Hear no evil, see no evil, speak no evil.


"How could 9,000 business reporters blow it?" asks Dean Starkman, a former Wall Street Journal reporter and current writer for the Columbia Journalism Review, in a recent essay that examines how the media missed the warning signs in the run up to the credit crisis.  According to Starkman there are several factors to consider:
- Shrinking newsrooms and increasing financial pressure on media as factors that have reduced investigative reporting.  
- The rise of M&A reporting, in effect, made media Wall Street "insiders" dependent on Wall Street for information and potentially coopting independence
- An editorial focus on outsized CEOs was a distraction from the real business stories underfoot

Starkman makes good points but sensibly does not entirely indict media for missing the boat.  Indeed, many in the media were asking the right questions and reporting about smoke in the real estate market.  As early as 2005, Ruth Simon and Bob Hagerty of the Wall Street Journal were asking my clients hard questions about subprime lending practices and default rates.  It is clear to me that they knew something dangerous was happening, but they never could get their suspicions confirmed by the right people.  The complexity of mortgage securitizations and CDS and CDO markets made it almost impossible for journalists to identify what was going on, much less "expose" anything with confidence.  (See a more complete defense of financial media at The Deal.)

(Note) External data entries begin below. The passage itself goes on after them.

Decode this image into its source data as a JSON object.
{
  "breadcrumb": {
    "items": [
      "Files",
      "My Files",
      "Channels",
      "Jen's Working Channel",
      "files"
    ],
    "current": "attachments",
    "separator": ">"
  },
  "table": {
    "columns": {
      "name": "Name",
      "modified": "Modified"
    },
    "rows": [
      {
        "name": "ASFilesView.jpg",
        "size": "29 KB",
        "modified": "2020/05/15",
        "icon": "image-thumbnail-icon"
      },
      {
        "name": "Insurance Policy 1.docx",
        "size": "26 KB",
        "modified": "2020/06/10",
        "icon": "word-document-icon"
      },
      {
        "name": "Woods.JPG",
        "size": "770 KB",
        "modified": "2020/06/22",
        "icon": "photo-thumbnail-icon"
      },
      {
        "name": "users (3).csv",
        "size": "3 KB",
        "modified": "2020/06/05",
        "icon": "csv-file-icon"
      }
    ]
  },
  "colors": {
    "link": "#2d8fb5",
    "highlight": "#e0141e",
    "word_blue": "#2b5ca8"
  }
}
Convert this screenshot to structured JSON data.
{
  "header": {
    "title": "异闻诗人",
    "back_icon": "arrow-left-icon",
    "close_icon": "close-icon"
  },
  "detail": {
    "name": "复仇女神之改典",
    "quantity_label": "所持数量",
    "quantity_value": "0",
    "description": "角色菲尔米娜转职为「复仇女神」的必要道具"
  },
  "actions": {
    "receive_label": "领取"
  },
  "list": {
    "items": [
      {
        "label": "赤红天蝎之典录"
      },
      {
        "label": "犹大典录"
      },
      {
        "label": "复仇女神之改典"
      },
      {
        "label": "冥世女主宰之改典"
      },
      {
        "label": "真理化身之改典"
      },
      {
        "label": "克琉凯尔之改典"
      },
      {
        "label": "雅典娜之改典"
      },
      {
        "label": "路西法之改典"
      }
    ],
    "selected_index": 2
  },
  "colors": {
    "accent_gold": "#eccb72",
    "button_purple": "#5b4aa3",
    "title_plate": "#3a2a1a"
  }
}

The big question is how can the media (or regulator or other whistle blower) focus on bad news when the market is going up and up?  Not easy.  Ask Harry Markopolos.  Indeed, there were examples of stories that identified exactly what the risks were.  In September 2005, the Wall Street Journal wrote an in depth piece on the limitations of the Gaussian coupola, the formula at the heart of the models evaluating mortgage securities and derivatives.  The piece explains how the formula was being applied to gauge risk of CDOs and synthetic CDOs.  Read today, the article is truly scary.  Back then no few paid attention.  The Gaussian coupola is the subject of the cover story in Wired this month.

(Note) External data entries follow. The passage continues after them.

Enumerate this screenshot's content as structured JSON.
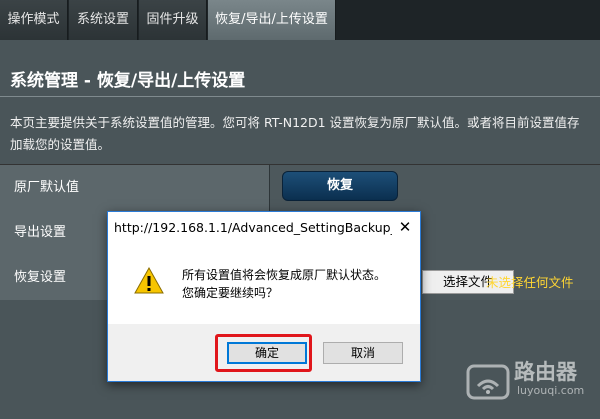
{
  "tabs": [
    {
      "label": "操作模式"
    },
    {
      "label": "系统设置"
    },
    {
      "label": "固件升级"
    },
    {
      "label": "恢复/导出/上传设置",
      "active": true
    }
  ],
  "page": {
    "title": "系统管理 - 恢复/导出/上传设置",
    "description_line1": "本页主要提供关于系统设置值的管理。您可将 RT-N12D1 设置恢复为原厂默认值。或者将目前设置值存",
    "description_line2": "加载您的设置值。"
  },
  "settings": {
    "factory_default_label": "原厂默认值",
    "restore_button": "恢复",
    "export_label": "导出设置",
    "restore_settings_label": "恢复设置",
    "choose_file_button": "选择文件",
    "file_status": "未选择任何文件"
  },
  "dialog": {
    "title": "http://192.168.1.1/Advanced_SettingBackup_C...",
    "close_symbol": "✕",
    "message_line1": "所有设置值将会恢复成原厂默认状态。",
    "message_line2": "您确定要继续吗？",
    "ok_button": "确定",
    "cancel_button": "取消",
    "icon": "warning-icon"
  },
  "watermark": {
    "text": "路由器",
    "url": "luyouqi.com"
  },
  "colors": {
    "highlight": "#e0161b",
    "file_status": "#ffd633",
    "restore_button": "#0b2f4f"
  }
}
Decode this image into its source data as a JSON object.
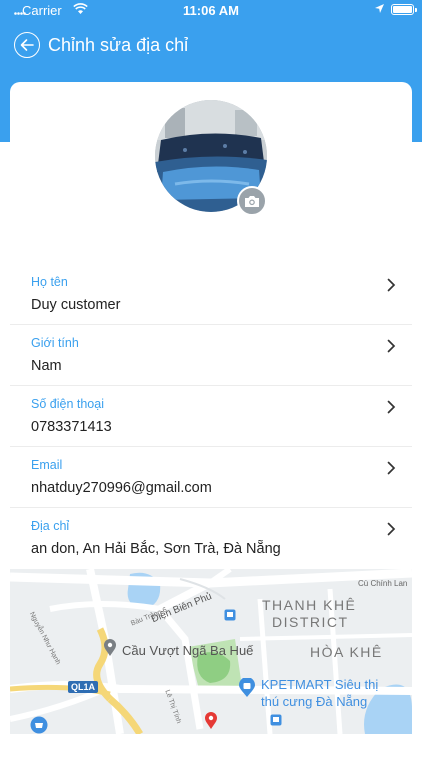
{
  "status": {
    "carrier": "Carrier",
    "time": "11:06 AM"
  },
  "header": {
    "title": "Chỉnh sửa địa chỉ"
  },
  "profile": {
    "avatar_alt": "Avatar"
  },
  "fields": [
    {
      "label": "Họ tên",
      "value": "Duy customer"
    },
    {
      "label": "Giới tính",
      "value": "Nam"
    },
    {
      "label": "Số điện thoại",
      "value": "0783371413"
    },
    {
      "label": "Email",
      "value": "nhatduy270996@gmail.com"
    },
    {
      "label": "Địa chỉ",
      "value": "an don, An Hải Bắc, Sơn Trà, Đà Nẵng"
    }
  ],
  "map": {
    "street1": "Cù Chính Lan",
    "street2": "Điện Biên Phủ",
    "street3": "Bàu Trảng 6",
    "street4": "Nguyễn Như Hạnh",
    "street5": "Lê Thị Tính",
    "district1": "THANH KHÊ",
    "district2": "DISTRICT",
    "ward": "HÒA KHÊ",
    "poi1": "Cầu Vượt Ngã Ba Huế",
    "poi2a": "KPETMART Siêu thị",
    "poi2b": "thú cưng Đà Nẵng",
    "road_badge": "QL1A"
  },
  "colors": {
    "accent": "#3aa0ee",
    "text": "#222222"
  }
}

Of course, there were many who figured out at least some of what was happening.  Steve Eisman of Front Point Partners (see the December cover story of Portfolio) and John Paulson made fortunes shorting financial firms.  It's just that their voices were not heard over the din inflating the bubble.  Why be a sourpuss when everyone is getting rich?

Someone, though, always seems to know the truth.  Even in the Bernie Madoff scandal, certain private banks refused to allow their clients to invest in the Madoff funds.

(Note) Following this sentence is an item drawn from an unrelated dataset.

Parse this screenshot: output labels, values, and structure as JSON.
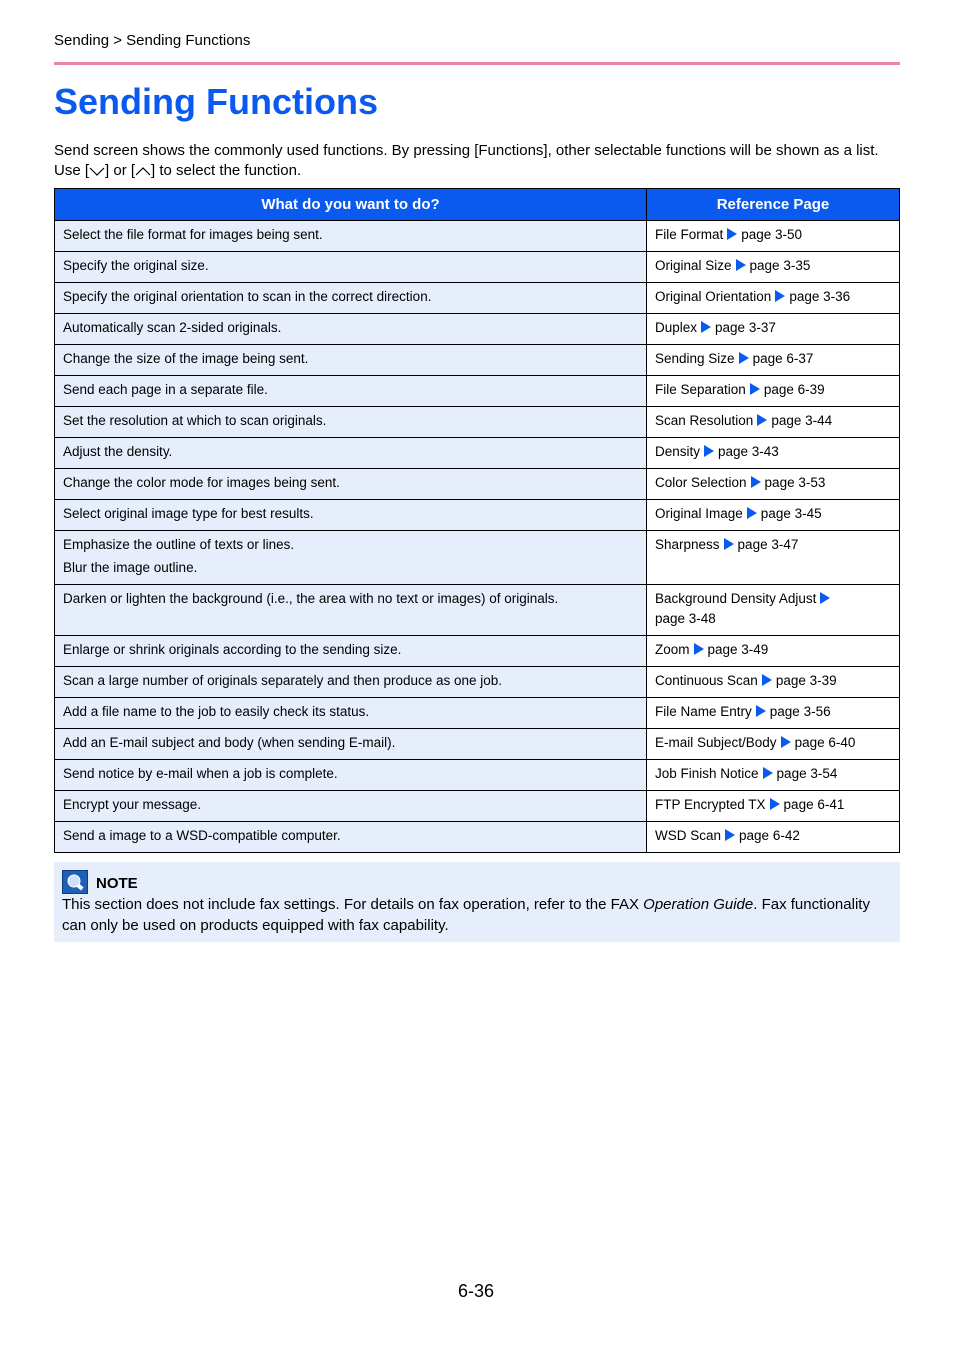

It appears that, especially during bubbles, it takes more than one voice to show that the emperor has no clothes.  It can't be media alone, or short selllers alone, or a noble minded whistle blower, like Markopolos, alone.  

In the wake of the banking crisis, hedge funds should choose to be more vocal, utlizing the media and other means to expose unsound unsound business practices, accounting sleight of hand and fraud.  Speaking up and getting people to listen, even when they don't want to hear the truth, is good for hedge fund business, the economy and our society.